Mario Draghi all'FMI: «Rallentamento eurozona riflette debolezza del commercio internazionale»
Per il numero uno della Bce «Questi sviluppi si riflettono anche negli indicatori del sentimento economico che hanno continuato a peggiorare negli ultimi mesi»
WASHINGTON (ASKANEWS) - Il rallentamento della crescita dell'Eurozona, con il secondo trimestre che ha visto un incremento del Pil dello 0,2%, «riflette principalmente la debolezza prevalente del commercio internazionale in un contesto di prolungate incertezze globali, che stanno colpendo in particolare il settore manifatturiero dell'area dell'euro». Lo ha rilevato il presidente della Bce Mario Draghi nel suo discorso consegnato per l'International Monetary and Financial Committee del Fondo Monetario Internazionale a Washington.
Disoccupazione al livello più basso da maggio 2008
Per il numero uno della Bce «Questi sviluppi si riflettono anche negli indicatori del sentimento economico che hanno continuato a peggiorare negli ultimi mesi. Allo stesso tempo, il tasso di disoccupazione nell'area dell'euro ha continuato la sua tendenza al ribasso, scendendo al livello più basso da maggio 2008. Il numero di persone occupate è aumentato di oltre 11 milioni dalla metà del 2013». Draghi ha ricordato che i settori dei servizi e delle costruzioni mostrano una resilienza costante e l'espansione dell'area dell'euro è anche supportata da condizioni di finanziamento favorevoli, ulteriori guadagni di occupazione e salari in aumento, la posizione fiscale leggermente espansiva dell'area dell'euro e la crescita, seppur leggermente più lenta, dell'attività globale.

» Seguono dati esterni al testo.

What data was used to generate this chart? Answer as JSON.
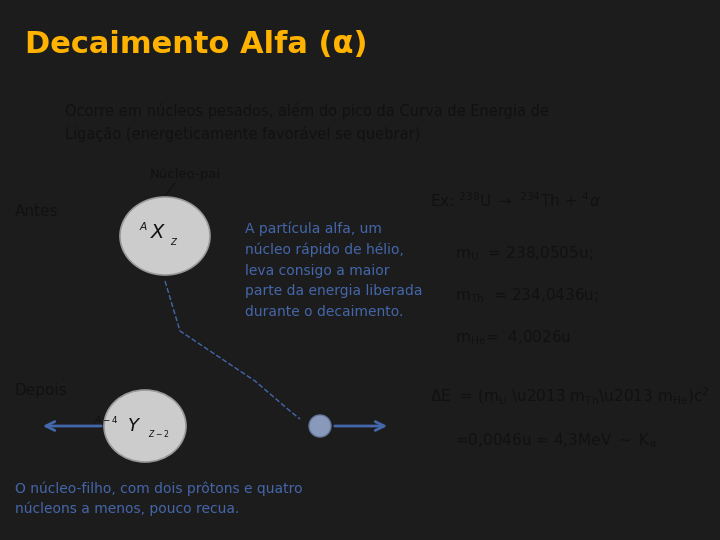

Crescita reale del PIL all'1,1% nel 2019
Dopo gli incontri di primavera del FMI nell'aprile 2019, le proiezioni economiche a breve termine sono state riviste al ribasso. Le ultime proiezioni macroeconomiche della BCE per l'area dell'euro, pubblicate a settembre, hanno collocato - ha affermato Draghi - la crescita del PIL reale annuale all'1,1% nel 2019, all'1,2% nel 2020 e all'1,4% nel 2021. I rischi che circondano le prospettive di crescita dell'area dell'euro rimangono orientati al ribasso e riguardano principalmente la prolungata presenza di incertezze legate a fattori geopolitici, la crescente minaccia di protezionismo e vulnerabilità nei mercati emergenti. Accogliamo con favore - ha aggiunto - un accordo su un'uscita ordinata del Regno Unito dall'Unione europea.
Cala l'inflazione
L'inflazione complessiva nell'area dell'euro si è recentemente attestata attorno all'1,0% e si è attestata allo 0,8% a settembre, inferiore rispetto ai primi mesi di quest'anno, quando era intorno all'1,5%. Ciò riflette in gran parte il calo del tasso annuale di variazione dei prezzi dell'energia. Le misure dell'inflazione sottostante rimangono generalmente silenziate. Mentre le pressioni sul costo del lavoro si sono rafforzate e ampliate nel quadro del rafforzamento dei mercati del lavoro, il loro passaggio all'inflazione sta richiedendo più tempo di quanto precedentemente previsto. In prospettiva, l'inflazione di base dovrebbe aumentare nel medio termine, sostenuta dalle nostre misure di politica monetaria, dall'espansione economica in corso e dalla solida crescita dei salari. Le ultime proiezioni della BCE prevedono un'inflazione complessiva annua dell'area dell'euro dell'1,2% nel 2019, dell'1,0% nel 2020 e dell'1,5% nel 2021.